Abstract

ITHE WITHDRAWAL OF THE GERMAN ARMIES from the occupied territories of the former Russian Empire at the end of World War I was a process which re-drew the political map of Eastern Europe and transformed the political environment in which the Russian Civil War was fought. It allowed the creation of new nation states on Russia's western and southern borders in areas hitherto occupied by German and Austro-Hungarian troops. But as well as aiding the emergence of these states, the character of the German withdrawal served to influence their relations with each other and their attitude towards Soviet Russia. In particular, the conflicts leading to the Russo-Polish war of 1920 made their appearance at this time.

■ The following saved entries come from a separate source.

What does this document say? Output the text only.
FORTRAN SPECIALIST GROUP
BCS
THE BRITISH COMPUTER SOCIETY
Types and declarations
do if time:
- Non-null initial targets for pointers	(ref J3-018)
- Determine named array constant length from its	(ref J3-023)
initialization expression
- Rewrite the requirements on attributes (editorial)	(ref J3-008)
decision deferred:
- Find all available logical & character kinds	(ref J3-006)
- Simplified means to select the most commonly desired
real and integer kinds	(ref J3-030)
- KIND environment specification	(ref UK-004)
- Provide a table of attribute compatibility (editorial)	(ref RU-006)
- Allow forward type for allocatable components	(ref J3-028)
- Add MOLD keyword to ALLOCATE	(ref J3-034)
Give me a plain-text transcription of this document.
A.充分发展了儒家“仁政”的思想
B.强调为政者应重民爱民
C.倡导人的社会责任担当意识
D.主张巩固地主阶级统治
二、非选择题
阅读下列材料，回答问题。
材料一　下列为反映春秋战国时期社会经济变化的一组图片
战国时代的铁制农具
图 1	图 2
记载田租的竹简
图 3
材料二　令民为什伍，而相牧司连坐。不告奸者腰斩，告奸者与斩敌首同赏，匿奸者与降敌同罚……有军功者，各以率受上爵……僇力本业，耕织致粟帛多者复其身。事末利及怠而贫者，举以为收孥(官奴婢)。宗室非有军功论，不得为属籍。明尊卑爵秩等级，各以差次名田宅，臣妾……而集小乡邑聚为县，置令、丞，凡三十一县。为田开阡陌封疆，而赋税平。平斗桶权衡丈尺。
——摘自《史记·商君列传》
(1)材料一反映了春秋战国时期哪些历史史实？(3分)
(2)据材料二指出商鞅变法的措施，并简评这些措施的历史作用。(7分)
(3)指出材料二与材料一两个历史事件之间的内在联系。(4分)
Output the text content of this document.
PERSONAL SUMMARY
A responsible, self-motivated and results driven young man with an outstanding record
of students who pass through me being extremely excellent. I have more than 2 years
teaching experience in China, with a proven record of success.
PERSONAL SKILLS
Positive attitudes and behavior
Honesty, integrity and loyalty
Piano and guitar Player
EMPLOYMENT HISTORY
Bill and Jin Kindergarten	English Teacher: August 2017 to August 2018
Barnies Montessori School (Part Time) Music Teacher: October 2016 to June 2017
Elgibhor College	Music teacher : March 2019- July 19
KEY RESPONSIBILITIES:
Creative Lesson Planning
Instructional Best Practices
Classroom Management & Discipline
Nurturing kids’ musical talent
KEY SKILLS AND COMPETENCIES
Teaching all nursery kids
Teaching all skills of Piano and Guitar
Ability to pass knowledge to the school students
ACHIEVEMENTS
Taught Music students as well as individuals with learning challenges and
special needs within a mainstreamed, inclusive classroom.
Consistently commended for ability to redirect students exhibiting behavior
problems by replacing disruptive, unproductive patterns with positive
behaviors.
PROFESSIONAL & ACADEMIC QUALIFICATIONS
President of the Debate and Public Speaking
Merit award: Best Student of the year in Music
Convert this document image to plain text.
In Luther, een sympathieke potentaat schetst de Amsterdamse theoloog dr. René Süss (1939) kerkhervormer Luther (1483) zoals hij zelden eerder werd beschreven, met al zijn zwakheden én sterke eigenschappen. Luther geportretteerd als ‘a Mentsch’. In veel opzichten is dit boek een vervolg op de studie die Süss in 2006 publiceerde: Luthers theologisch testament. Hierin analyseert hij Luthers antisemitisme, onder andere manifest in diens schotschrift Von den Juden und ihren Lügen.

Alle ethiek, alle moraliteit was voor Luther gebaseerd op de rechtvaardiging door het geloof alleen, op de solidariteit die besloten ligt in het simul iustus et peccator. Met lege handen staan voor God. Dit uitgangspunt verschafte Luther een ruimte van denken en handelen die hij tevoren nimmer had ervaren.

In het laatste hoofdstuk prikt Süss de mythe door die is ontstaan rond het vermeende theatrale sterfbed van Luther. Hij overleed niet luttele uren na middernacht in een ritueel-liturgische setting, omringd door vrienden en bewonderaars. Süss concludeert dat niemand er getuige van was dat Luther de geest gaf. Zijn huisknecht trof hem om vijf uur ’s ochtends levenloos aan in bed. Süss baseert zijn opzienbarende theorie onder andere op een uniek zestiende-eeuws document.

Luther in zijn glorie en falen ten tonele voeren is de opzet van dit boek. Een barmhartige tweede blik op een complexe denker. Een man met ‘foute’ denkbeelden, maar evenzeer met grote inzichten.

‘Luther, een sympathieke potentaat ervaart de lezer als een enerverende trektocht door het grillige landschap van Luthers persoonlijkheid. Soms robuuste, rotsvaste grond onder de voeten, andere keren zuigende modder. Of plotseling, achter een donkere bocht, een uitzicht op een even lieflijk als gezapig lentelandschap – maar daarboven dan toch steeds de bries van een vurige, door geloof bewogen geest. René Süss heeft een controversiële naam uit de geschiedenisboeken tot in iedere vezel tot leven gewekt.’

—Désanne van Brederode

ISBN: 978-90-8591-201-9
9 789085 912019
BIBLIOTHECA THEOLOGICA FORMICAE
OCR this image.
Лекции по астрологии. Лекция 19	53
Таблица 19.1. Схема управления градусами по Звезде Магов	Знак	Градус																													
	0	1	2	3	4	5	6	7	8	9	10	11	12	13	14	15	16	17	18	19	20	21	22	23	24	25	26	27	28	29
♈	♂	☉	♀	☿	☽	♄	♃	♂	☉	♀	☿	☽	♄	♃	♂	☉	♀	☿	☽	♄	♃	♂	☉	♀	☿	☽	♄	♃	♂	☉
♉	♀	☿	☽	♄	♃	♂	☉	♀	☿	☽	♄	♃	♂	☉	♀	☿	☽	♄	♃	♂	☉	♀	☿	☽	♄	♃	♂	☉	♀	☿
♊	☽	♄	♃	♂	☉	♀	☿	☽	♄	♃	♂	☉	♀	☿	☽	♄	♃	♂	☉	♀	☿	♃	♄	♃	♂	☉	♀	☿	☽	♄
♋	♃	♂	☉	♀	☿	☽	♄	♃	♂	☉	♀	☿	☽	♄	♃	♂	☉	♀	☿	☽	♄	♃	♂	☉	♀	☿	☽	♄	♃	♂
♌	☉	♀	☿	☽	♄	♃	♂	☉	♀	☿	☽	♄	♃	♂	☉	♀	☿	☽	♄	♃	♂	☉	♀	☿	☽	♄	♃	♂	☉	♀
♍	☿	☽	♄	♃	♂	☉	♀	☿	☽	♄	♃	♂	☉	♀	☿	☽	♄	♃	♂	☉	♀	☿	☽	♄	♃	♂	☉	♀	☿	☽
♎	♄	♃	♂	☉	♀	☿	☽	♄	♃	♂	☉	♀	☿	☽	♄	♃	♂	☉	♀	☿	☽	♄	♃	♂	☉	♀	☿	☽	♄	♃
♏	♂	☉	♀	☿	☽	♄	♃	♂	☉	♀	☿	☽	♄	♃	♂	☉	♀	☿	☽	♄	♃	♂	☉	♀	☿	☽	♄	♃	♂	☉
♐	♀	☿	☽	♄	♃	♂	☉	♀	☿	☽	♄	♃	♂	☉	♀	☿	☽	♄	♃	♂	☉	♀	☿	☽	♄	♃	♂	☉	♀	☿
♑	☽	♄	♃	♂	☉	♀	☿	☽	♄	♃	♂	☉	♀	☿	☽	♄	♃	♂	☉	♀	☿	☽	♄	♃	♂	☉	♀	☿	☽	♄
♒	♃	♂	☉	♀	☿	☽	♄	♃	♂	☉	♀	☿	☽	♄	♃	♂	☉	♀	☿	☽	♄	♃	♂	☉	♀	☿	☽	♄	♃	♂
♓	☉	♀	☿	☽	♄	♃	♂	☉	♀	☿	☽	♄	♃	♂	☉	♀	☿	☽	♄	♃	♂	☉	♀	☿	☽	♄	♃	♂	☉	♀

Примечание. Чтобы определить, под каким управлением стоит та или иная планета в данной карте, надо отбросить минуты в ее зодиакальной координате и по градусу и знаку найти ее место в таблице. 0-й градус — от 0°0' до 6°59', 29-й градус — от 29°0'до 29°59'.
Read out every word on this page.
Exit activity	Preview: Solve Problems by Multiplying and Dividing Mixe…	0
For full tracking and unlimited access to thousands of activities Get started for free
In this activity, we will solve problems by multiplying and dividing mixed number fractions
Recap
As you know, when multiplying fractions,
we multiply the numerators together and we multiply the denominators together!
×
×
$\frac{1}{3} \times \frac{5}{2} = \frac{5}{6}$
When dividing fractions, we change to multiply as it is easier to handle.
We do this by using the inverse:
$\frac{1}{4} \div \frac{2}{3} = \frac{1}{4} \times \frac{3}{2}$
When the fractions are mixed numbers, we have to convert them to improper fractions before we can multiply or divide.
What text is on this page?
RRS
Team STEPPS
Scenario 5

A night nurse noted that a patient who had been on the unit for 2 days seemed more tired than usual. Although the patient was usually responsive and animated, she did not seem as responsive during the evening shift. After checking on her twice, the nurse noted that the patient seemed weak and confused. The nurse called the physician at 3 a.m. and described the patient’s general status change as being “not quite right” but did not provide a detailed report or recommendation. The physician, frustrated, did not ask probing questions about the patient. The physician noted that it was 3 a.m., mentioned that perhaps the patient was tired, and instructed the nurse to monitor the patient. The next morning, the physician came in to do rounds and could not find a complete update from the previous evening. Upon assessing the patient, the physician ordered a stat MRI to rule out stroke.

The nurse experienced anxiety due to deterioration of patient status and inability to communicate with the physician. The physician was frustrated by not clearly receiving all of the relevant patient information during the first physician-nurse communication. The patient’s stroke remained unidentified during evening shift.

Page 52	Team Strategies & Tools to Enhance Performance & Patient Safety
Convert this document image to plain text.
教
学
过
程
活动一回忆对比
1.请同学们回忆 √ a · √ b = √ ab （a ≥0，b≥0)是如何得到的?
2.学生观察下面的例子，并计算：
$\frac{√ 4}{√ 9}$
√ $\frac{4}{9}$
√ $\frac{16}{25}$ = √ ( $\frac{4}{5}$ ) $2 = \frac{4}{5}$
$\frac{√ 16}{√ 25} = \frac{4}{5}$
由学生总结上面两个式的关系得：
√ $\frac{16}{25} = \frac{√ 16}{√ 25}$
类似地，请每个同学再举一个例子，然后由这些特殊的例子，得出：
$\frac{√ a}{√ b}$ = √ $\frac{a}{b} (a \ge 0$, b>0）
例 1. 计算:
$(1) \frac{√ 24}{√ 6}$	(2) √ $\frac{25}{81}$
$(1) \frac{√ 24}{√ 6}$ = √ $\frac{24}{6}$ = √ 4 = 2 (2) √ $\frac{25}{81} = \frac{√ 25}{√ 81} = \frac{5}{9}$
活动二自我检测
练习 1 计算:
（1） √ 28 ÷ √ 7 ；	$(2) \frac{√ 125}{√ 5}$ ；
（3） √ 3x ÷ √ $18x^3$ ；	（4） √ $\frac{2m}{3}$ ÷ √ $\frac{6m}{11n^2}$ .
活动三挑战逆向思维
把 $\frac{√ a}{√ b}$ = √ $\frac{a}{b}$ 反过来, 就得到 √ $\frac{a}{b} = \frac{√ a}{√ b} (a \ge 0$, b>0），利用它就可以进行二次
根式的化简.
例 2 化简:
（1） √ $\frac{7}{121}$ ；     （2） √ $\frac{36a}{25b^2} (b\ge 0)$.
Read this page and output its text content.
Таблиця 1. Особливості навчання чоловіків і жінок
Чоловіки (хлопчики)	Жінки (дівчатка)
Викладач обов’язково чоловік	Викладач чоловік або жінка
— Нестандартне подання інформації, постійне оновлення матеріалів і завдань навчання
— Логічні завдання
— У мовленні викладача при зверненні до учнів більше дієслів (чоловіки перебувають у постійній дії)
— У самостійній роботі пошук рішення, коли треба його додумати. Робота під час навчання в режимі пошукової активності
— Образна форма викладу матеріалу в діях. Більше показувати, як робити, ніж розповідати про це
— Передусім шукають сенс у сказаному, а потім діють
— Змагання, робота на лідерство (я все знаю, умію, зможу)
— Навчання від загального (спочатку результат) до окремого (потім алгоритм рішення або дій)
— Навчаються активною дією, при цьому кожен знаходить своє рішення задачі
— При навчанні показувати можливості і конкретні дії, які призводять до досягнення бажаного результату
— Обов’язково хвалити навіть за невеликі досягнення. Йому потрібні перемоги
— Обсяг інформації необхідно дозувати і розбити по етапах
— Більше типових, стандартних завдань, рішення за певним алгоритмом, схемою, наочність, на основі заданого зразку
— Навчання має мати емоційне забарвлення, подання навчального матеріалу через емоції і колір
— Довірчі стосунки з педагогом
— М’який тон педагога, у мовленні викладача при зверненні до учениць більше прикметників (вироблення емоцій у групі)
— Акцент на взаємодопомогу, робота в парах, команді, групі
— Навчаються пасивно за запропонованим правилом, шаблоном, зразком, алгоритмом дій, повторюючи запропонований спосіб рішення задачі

The departure of the German armies, moreover, opened up the possibility of the spread of the Russian revolution into Western Europe. The attempt to bring this about was actively pursued by the Soviet leaders, who established organisations for this purpose both before and after the German withdrawal. That the attempt was unsuccessful is to some extent connected with the new set of circumstances created by the departure of the German and Austro-Hungarian armies from Russia's borderlands. Although the withdrawal of the Central Powers' armies from the occupied territories is a process which links together the Civil War in Russia, the Soviet-Polish war, the emergence of the Baltic states and the origins of the Comintern, it has not hitherto been treated as an integral subject for special study. In so far as it has been written about at all, it has invariably been in the context of individual national histories of, for example, Poland, Latvia or Lithuania. The aim of the present article is to reconstruct the events surrounding the departure of the German armies from the territories of the Russian Empire which they had occupied, and to examine the implications of the German withdrawal for Soviet Russia's attempts at spreading revolution through the new border states to Western Europe.